The players clearly responded to all of it – the 17-13 halftime deficit, the mounting red-zone woes and inability to sustain an offensive rhythm. Ahmed said they challenged themselves to be more physical on offense, and felt their running game eventually wore down the Wildcats. And the Huskies responded in a huge way to Eason’s challenge that it was time to get it done.
“It was a message of, we know what we can do,’’ Eason said. “We know the kind of offense we are, we know the guys we have, the skill players, the o-line. We can move people up front. We can make plays on the ball and we can run the ball really well. We just have to be able to believe that.
“Like I told Puka, ‘It’s coming, it’s coming, it’s coming.’ In the fourth quarter, he had that go-ball conversion.

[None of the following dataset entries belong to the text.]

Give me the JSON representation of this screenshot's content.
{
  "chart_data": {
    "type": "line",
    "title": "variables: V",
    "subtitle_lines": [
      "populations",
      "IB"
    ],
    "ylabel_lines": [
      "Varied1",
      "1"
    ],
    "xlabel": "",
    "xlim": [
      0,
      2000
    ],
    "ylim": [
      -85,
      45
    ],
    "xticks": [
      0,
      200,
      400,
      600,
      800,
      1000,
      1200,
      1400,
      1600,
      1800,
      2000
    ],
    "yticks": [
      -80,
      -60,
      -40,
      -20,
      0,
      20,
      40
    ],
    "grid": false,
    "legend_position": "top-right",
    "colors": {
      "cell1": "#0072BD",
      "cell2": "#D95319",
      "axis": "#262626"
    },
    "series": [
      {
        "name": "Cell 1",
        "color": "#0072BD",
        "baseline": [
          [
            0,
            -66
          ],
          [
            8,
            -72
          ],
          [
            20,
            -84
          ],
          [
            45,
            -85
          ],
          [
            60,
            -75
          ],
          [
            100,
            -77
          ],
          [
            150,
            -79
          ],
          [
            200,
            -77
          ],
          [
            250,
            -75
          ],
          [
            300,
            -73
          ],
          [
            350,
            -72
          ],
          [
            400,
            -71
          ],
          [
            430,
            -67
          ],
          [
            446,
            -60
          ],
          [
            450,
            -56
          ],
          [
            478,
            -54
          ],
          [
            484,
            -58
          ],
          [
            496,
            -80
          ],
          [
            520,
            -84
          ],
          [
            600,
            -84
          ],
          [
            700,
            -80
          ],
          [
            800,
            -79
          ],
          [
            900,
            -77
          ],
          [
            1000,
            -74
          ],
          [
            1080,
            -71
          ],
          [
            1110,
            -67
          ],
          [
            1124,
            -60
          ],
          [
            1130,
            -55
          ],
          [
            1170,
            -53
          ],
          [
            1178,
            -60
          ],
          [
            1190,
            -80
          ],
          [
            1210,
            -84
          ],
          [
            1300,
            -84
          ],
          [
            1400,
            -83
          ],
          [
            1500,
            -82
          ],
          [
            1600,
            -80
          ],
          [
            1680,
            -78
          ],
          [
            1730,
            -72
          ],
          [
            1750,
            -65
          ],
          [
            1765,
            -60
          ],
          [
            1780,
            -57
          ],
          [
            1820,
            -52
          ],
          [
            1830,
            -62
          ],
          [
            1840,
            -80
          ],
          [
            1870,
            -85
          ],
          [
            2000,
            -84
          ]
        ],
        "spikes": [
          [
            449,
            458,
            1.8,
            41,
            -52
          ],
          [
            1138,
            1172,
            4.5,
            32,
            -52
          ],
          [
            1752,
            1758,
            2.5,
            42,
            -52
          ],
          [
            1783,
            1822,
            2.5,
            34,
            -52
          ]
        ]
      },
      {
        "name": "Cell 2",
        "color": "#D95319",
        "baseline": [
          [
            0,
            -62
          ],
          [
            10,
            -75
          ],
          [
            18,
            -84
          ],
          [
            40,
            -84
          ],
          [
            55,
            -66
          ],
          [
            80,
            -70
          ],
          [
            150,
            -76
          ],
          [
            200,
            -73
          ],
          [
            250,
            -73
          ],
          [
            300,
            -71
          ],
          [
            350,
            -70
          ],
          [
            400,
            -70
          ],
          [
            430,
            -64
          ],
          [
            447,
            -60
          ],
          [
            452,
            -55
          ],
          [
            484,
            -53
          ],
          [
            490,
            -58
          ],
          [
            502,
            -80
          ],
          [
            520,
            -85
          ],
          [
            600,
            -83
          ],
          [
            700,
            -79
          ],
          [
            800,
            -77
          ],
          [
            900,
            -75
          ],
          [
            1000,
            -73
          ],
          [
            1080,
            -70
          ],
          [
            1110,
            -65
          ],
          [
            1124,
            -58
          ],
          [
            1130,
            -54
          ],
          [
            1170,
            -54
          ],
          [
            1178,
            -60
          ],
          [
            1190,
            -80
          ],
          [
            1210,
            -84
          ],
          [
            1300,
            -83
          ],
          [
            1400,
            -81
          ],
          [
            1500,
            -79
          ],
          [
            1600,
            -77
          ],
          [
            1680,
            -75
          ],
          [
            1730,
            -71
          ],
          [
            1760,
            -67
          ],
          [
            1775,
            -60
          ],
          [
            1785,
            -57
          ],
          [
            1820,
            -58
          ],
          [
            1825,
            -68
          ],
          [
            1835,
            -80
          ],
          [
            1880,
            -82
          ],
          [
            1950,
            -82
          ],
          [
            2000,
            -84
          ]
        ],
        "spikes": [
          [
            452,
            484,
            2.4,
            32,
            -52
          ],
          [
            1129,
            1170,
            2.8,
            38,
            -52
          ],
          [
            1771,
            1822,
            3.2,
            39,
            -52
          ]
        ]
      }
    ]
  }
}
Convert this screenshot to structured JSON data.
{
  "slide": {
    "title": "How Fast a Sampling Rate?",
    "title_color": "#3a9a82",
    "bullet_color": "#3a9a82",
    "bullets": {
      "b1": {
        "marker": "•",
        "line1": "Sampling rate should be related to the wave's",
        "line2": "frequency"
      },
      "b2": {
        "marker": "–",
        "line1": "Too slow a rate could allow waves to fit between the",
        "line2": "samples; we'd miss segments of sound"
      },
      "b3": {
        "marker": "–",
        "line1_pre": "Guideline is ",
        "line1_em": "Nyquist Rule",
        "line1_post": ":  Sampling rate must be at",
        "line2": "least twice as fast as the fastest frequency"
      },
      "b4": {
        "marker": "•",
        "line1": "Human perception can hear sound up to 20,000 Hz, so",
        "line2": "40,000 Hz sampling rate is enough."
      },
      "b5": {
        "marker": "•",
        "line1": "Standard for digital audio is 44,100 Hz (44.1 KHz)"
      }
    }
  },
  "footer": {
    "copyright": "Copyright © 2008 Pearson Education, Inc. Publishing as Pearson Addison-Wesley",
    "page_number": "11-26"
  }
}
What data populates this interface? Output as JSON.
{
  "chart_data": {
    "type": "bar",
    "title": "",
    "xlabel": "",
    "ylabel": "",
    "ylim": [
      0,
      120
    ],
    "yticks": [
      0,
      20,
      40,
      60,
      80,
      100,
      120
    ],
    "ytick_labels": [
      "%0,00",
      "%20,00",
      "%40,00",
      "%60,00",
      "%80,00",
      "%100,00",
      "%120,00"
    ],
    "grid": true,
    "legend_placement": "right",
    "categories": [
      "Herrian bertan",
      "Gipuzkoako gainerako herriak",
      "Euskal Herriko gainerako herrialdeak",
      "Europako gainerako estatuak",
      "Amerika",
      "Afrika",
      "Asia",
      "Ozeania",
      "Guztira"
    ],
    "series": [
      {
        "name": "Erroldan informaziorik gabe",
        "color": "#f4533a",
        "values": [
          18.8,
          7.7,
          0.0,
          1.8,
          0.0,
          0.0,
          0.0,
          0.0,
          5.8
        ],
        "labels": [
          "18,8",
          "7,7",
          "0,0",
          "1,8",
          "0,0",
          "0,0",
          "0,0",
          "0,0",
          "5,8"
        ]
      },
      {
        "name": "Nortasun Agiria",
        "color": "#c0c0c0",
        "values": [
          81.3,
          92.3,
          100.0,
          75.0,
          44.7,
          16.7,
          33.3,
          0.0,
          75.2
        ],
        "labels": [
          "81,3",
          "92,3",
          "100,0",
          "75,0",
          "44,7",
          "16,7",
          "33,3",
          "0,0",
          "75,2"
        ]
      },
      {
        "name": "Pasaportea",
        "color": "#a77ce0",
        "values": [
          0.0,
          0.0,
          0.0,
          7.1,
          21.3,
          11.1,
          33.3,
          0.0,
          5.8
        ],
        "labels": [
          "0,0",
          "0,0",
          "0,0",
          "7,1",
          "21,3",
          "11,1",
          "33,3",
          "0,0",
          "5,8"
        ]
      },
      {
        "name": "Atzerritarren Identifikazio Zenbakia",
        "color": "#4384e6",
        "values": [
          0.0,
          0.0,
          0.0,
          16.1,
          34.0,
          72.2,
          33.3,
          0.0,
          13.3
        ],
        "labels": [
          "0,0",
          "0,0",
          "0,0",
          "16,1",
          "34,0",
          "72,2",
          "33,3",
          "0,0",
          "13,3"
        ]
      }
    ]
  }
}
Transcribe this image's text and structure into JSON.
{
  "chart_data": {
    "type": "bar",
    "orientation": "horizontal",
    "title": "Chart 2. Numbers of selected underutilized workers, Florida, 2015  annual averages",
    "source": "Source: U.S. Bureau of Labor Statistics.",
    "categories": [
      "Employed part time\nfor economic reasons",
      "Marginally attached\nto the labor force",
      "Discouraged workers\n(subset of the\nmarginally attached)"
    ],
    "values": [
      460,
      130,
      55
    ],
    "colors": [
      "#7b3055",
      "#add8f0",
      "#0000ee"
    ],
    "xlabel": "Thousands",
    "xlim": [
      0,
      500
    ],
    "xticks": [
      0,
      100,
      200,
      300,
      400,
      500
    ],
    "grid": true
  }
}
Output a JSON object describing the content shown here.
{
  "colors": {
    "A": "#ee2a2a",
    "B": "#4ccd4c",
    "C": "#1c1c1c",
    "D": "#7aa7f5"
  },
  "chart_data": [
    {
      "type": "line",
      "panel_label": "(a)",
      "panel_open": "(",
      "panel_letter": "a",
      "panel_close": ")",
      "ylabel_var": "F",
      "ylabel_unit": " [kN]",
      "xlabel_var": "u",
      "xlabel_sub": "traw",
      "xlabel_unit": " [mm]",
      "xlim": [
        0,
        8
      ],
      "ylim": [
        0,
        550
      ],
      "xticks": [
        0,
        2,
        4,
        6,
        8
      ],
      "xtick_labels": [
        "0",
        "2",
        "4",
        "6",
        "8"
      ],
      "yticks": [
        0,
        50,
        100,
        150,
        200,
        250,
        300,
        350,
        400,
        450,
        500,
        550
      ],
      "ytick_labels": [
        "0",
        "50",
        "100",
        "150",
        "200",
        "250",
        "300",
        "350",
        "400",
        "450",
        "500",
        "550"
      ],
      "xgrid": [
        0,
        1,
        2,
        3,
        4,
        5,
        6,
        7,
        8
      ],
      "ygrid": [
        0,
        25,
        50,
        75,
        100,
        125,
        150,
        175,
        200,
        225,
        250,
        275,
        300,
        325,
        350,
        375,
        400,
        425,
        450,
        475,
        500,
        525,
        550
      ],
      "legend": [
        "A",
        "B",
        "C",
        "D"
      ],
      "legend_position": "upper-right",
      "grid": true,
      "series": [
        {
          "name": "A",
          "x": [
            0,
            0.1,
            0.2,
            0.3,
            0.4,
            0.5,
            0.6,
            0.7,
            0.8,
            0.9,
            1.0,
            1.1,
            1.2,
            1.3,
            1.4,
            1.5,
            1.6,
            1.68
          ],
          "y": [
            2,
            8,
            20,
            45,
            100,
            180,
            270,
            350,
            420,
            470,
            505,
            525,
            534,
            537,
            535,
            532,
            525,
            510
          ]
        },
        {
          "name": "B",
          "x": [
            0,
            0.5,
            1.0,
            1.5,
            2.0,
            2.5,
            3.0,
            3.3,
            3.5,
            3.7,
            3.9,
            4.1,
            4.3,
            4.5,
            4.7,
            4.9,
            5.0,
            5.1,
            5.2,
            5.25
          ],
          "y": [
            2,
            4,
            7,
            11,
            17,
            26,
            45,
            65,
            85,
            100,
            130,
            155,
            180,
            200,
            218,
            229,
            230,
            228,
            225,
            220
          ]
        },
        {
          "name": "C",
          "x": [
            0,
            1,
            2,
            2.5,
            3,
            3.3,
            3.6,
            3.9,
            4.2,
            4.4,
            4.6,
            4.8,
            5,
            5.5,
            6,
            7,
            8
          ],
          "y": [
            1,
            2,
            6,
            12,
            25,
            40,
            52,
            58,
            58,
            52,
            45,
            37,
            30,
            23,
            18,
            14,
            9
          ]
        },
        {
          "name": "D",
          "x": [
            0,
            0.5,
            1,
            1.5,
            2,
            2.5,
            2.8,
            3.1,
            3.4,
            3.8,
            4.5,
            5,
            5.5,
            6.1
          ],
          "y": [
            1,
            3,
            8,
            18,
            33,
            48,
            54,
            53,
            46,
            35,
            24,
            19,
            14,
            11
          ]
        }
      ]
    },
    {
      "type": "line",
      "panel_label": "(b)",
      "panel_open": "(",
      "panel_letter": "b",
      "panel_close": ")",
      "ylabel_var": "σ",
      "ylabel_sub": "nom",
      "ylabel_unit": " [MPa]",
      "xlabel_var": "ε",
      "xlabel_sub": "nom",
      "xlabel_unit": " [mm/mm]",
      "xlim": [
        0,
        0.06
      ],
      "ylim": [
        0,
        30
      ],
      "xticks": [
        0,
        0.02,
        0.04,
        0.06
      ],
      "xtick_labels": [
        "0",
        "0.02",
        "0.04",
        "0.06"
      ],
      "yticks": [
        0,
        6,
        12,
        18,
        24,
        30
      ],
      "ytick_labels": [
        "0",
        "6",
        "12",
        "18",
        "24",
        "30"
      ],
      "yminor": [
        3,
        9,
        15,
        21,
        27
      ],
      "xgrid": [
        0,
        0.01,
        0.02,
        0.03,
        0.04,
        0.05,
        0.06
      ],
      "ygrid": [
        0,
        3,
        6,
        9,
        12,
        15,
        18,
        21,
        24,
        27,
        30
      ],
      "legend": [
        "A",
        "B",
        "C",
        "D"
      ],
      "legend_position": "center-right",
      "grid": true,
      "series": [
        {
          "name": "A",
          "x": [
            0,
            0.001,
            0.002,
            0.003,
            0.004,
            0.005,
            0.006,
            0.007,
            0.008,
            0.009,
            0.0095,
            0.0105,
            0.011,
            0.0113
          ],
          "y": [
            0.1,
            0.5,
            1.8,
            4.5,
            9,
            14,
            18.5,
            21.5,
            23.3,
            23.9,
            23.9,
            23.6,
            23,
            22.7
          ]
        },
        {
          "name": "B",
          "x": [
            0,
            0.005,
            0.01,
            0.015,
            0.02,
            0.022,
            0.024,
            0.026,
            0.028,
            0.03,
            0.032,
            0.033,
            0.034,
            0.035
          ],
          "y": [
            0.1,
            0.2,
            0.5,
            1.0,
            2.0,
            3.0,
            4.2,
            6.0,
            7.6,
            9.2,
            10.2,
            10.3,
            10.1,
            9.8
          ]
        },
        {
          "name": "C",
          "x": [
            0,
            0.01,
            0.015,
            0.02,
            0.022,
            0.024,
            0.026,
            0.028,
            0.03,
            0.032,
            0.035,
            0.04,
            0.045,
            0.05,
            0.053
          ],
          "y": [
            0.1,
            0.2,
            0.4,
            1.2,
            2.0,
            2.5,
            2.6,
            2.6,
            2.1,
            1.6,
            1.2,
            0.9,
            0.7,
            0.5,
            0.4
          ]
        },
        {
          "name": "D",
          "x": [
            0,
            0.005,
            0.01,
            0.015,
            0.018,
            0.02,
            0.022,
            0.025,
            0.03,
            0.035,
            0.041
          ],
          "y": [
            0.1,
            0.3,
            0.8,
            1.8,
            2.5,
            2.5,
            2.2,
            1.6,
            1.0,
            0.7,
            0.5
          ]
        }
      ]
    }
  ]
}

Guys have to believe in themselves. When the guys believe in themselves, we’re a dangerous team. That showed in the second half.”
This was a game that the Huskies should have seized control of almost immediately, wringing the spirit out of Arizona before it was allowed to be restored. But in the first half, it was the Huskies who were rendered confused and on the verge of demoralization.
The Husky defense, chided last week for being out-physicaled by Stanford, came out with a vengeance, augmented by a ferocious special-teams unit. The combo produced a blocked punt, a scoop-and-score touchdown and a fumble recovery at the Arizona 8 on a muffed punt.
Yet the Husky offense did not reward that largesse in the slightest in the first half, succumbing to the same old maladies. Inept red-zone performance. Head-scratching play calling. A passing game that seemed lost at sea, and a rushing attack that couldn’t get the tough yards near the end zone.
“Just a really slow start on offense, but our defense was spectacular, really, that first quarter and a half,’’ Petersen said. “We just couldn’t get any rhythm going on offense. We had these unbelievable field positions, and then three-and-out, field goal, whatever. So the whole first half was very, very frustrating on offense.”
And then that frustration morphed into the exhilaration of their second-half surge. Asked if it was something the Huskies could sustain and carry forward to next week, Petersen let out a big sigh and gave a wan smile.
“I sure hope so, right? I think the thing that’s as frustrating as anything is being in the red zone, having that unbelievable field position, and just not getting anything done there.
“We have to spend more time in practice in that area. We just have to. We have to allow more time to it, and your time is so tight with these different situations. But we just have to spend more time there.”
Just maybe, on Saturday, the Huskies’ offense showed what they can do when they put their mind to it.